The decline of the cantonalist experience occurred after the defeat of Chinchilla (August 10, 1873) at the hands of General Martínez Campos. In addition to the human and material losses, the military failure left the road open to Murcia, which was occupied by the government army on the 13th of the same month. The Boards of the cantonal localities were dissolved and only the canton of Cartagena resisted.
The siege of the city, which was to last six months, was extremely violent. Some 30,000 artillery shells fell on the city in that time, destroying 80% of it and with episodes as dramatic as the explosion of the Artillery Park that caused the death of more than 500 civilians. This fact hastened the final surrender.
Political action and ideology.
The political measures imposed by the cantonal governments, although with slight local variations, had a clear progressive imprint:pardon of political prisoners, seizure of ecclesiastical property, eight-hour working day, suppression of monopolies, suppression of consumption, recognition of divorce , repeal of the death penalty, right to work, etc.
This progressive policy was accompanied by other gestures that strengthened it, such as the adoption of the red flag or the use of a political vocabulary inherited from the French Revolution. Likewise, the influence of the recent Paris Commune (March 18-May 28, 1871) was present in the revolutionary action of the canton.
The most clearly manifest ideology is federal republicanism. It is, however, a republicanism still imbued with an enlightened and messianic spirit:calls for civic virtues, political honesty, courage, enlightenment of the people, patriotism, etc. These ideas were far from seeking a revolutionary rupture since pragmatism, consideration for constitutional principles and respect for private property predominated in them
The links between the Murcian canton and the International are far from clear. Although the Cartagena Board incorporated some members of this organization, others, such as Murcia, opposed any relationship with it. In fact, the ideological distance is clear in crucial issues such as the treatment of property or social measures.
The social composition of the revolutionaries had an unquestionable petty-bourgeois character, with an important military component. This was the leading sector of the uprising that enjoyed, however, broad popular support based on the belief in the aforementioned republican myths.
Bibliography.
The canton of Cartagena (s.f.) In Wikipedia . Retrieved on December 16, 2016 from https://es.wikipedia.org/wiki/Cant%C3%B3n_de_Cartagena
Echenagusia, J. (2016). The First Republic. Reformism and social revolution . Madrid:RBA Books.

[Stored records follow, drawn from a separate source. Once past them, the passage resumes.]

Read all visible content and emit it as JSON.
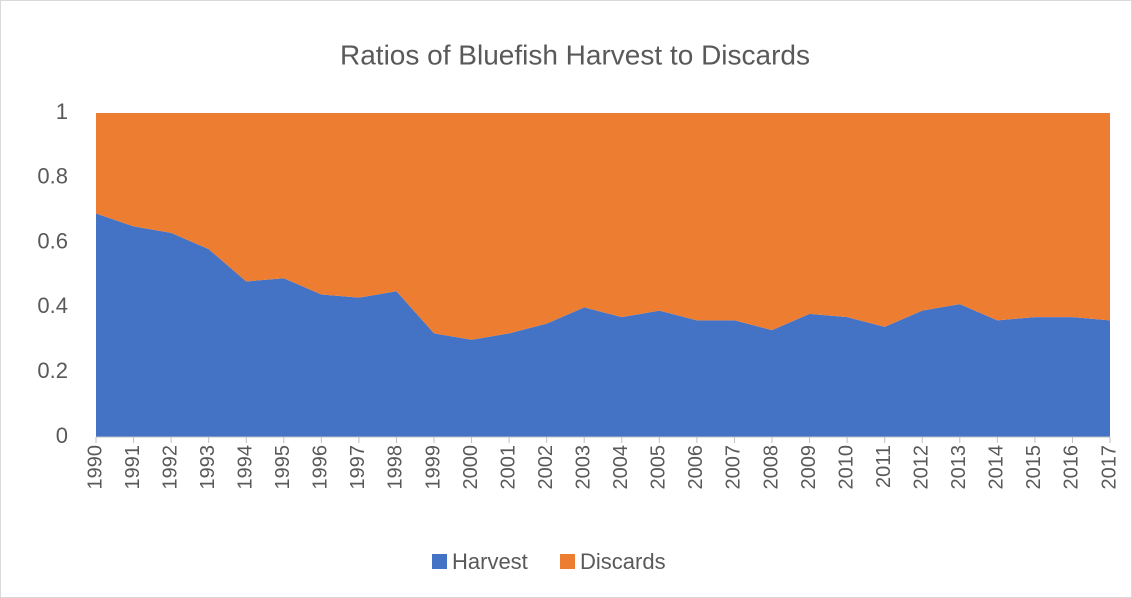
{
  "chart_data": {
    "type": "stacked-area",
    "title": "Ratios of Bluefish Harvest to Discards",
    "categories": [
      "1990",
      "1991",
      "1992",
      "1993",
      "1994",
      "1995",
      "1996",
      "1997",
      "1998",
      "1999",
      "2000",
      "2001",
      "2002",
      "2003",
      "2004",
      "2005",
      "2006",
      "2007",
      "2008",
      "2009",
      "2010",
      "2011",
      "2012",
      "2013",
      "2014",
      "2015",
      "2016",
      "2017"
    ],
    "series": [
      {
        "name": "Harvest",
        "color": "#4472c4",
        "values": [
          0.69,
          0.65,
          0.63,
          0.58,
          0.48,
          0.49,
          0.44,
          0.43,
          0.45,
          0.32,
          0.3,
          0.32,
          0.35,
          0.4,
          0.37,
          0.39,
          0.36,
          0.36,
          0.33,
          0.38,
          0.37,
          0.34,
          0.39,
          0.41,
          0.36,
          0.37,
          0.37,
          0.36
        ]
      },
      {
        "name": "Discards",
        "color": "#ed7d31",
        "values": [
          0.31,
          0.35,
          0.37,
          0.42,
          0.52,
          0.51,
          0.56,
          0.57,
          0.55,
          0.68,
          0.7,
          0.68,
          0.65,
          0.6,
          0.63,
          0.61,
          0.64,
          0.64,
          0.67,
          0.62,
          0.63,
          0.66,
          0.61,
          0.59,
          0.64,
          0.63,
          0.63,
          0.64
        ]
      }
    ],
    "ylim": [
      0,
      1
    ],
    "yticks": [
      0,
      0.2,
      0.4,
      0.6,
      0.8,
      1
    ],
    "grid": false,
    "legend": "bottom"
  }
}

Gomez-Villamon, A. (2016). «The First Republic and the canton of Cartagena». Region of Murcia Digital. Retrieved from:http://www.regmurcia.com/servlet/s.Sl?sit=c,373,m,1915&r=ReP-25356-DETALLE_REPORTAJES
Puig, A. (1990). The Murcian canton . Murcia:Alfonso X el Sabio Academy.
Sender, R.J. (1997). Mr Witt in the canton . Madrid:Alianza Ed.
Victoria, D. (1996). The Murcian Canton . Journal of the cantonalist revolution. Annals of Contemporary History , 12. University of Murcia.
Vilar, J.B. (1983). The Democratic six-year term and the Murcian canton. Murcia:Alfonso X el Sabio Academy.